Critical Marimo Vulnerability Exploitation Following Recent Exposure
Marimo Flaw Exploited Rapidly After Public Disclosure
The maintainers of Marimo, an open-source reactive notebook for Python, publicly disclosed a critical-severity vulnerability identified as CVE-2026-39987 on April 8.
- The flaw carries a CVSS score of 9.3, indicating its severity.
- Cloud security firm Sysdig reported that an attacker created an exploit for this vulnerability just nine hours and 41 minutes after the public disclosure.
Background Information
Marimo is designed to ensure consistency in code, outputs, and program state, and its popularity is evident with around 20,000 stars on GitHub.
According to Sysdig, “The critical nature of the flaw lies in the lack of authentication validation in the terminal WebSocket endpoint.”
Attack Details
The first exploitation of the bug occurred shortly after the advisory was published, despite there being no publicly available proof-of-concept (PoC).

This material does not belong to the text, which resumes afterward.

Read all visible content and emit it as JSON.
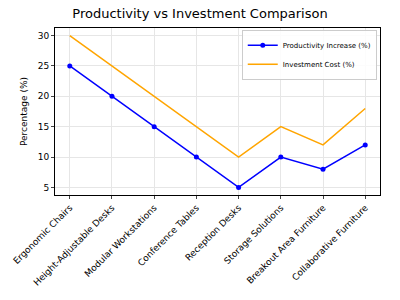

- The attacker successfully created a working exploit, connected to the vulnerable terminal endpoint, and began manually exploring the compromised environment.
- During the attack, the threat actor accessed the vulnerable terminal WebSocket endpoint, performed manual reconnaissance, and then returned to exfiltrate credential-containing files.
- They even attempted to read every file in the targeted directory and searched for SSH keys.
- The entire operation was completed within three minutes.
Affected Versions
All Marimo releases up to version 0.20.4 are affected by the CVE-2026-39987 vulnerability.
Users are strongly advised to update to version 0.23.0 or newer, which includes patches for the bug.